Mayor Ford's puzzling popularity in the face of one salacious scandal after another seems propelled by his cheapening of values that appeals to a morally lazy electorate. Like a pair of drunks egging each other on, Ford and his die-hard supporters are enabling each other's bad behaviour that goes far beyond mere substance abuse.
Ford's everyman appeal stems in part from him making it respectable to indulge our ugliest instincts. Don't care about the poor? Neither does he. Are you a racist and a homophobe? So apparently is the mayor. Drive when drunk? Who doesn't? And while you might not smoke crack or have been charged with assaulting your wife, in case you do, the Chief Magistrate of North America's fourth largest city has got that covered.
It's not just that Ford's supporters are overlooking his appalling behaviour; his core beliefs (or lack thereof) are making them look good, and they love him for it. This dangerous dumbing down of democracy is certainly not limited to Toronto's suburbs.
Avatars for constituent stupidity
Prime Minister Stephen Harper has made a career of appealing to the smallest of human sentiments.
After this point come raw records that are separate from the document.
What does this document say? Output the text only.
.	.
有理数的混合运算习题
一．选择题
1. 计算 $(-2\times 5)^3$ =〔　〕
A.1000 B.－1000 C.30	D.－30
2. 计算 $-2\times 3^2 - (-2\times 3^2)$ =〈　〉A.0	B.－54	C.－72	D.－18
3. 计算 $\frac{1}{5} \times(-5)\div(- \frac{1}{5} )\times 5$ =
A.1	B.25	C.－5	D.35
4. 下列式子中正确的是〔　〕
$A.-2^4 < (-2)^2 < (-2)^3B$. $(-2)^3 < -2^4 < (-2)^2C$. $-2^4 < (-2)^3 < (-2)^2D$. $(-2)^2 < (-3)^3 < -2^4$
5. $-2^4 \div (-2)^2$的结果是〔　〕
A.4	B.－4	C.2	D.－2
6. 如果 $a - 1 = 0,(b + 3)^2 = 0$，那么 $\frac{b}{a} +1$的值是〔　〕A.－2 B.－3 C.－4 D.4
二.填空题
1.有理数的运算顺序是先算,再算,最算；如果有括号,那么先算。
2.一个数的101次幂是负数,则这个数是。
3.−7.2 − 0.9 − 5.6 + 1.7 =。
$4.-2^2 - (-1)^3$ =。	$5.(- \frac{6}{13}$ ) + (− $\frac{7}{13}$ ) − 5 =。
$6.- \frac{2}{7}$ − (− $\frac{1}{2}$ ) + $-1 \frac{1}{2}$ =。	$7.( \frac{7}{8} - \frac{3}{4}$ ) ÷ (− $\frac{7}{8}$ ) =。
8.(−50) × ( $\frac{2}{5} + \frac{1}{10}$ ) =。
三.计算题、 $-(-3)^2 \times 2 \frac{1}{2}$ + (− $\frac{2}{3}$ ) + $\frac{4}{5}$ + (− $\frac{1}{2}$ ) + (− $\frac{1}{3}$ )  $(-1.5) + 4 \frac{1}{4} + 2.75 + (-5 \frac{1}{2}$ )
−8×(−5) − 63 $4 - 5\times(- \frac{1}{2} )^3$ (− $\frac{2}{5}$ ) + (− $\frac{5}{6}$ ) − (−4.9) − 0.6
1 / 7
The latest speech from the throne was notable mainly for its myopic focus on consumer trivialities like cell phone rates and cable costs -- as if the highest ideal that Ottawa can aspire to is to make it cheaper to tune in to Honey Boo Boo.
Many Canadians now have politicians that share their unchallenged values. Harper is spending billions on prisons unencumbered by evidence that crime rates are falling or that incarceration exacerbates criminality. Scientists somewhere are making depressing proclamations about climate change, but who honestly has the energy to think about such things?
The most affluent generation in human history feels justified in being outraged at having to pay taxes for services, and many leaders are getting elected and re-elected indulging such co-dependent denial.
South of the border things are even more far-gone. Voters who are full blown bigots, superstitious wackjobs, conspiracy theorists or gun nuts all have political representation to legitimize their ignorance. The Tea Party brought the U.S. government and the world to the brink of financial ruin believing that defaulting on the national debt was a desirable outcome. Elected officials like Ted Cruz and Michelle Bachmann have become celebrity avatars for their constituents' stupidity.
If voters want to eat birthday cake for every meal, there is a robust roster of opportunistic politicians happy to tell them it's a balanced diet.
It was not always so. Lester Pearson won a Nobel Peace Prize for his courageous diplomatic work inventing the now long-discarded practice of military peacekeeping. Pierre Trudeau battled political foes and provincial interests to ratify the Charter of Rights and Freedoms. Despised by many during his remarkable life for such difficult and principled work, in death his casket was borne by both Jimmy Carter and Fidel Castro. Even Brian Mulroney took a principled stand against both apartheid and U.S. military intervention in Central America.
Decades later, we largely leave our desire for public heroics to millionaire hockey players or contestants on American Idol. Politicians are part of the problem and at best make us feel better by being even worse than we are.
In the past, Canada has given the world many inspired gifts of tolerance, global leadership and a belief in making our country and the world a better place. It seems of late we have lost that commitment to excellence and simply let ourselves go.
Rob Ford as a person with an obvious problem seems to be hitting rock bottom -- the only place where addicts have the chance to turn their life around.
Canada too is hitting rock bottom. We have a prime minister whose office is apparently under investigation for criminal wrongdoing, including perhaps the bribing of a senator. His robotic denials in the House of Commons have become so laughable that the Opposition is literally laughing. Abusing the truth these days seems not even worthy of an energetic lie. Somehow this has become normal. We can and must do better.
As Rob Ford careens towards catastrophe or redemption, we should all reflect as voters (or people too lazy to vote) on our role in contributing to this debacle. Ford obviously needs a period of unvarnished self-reflection, as do we all.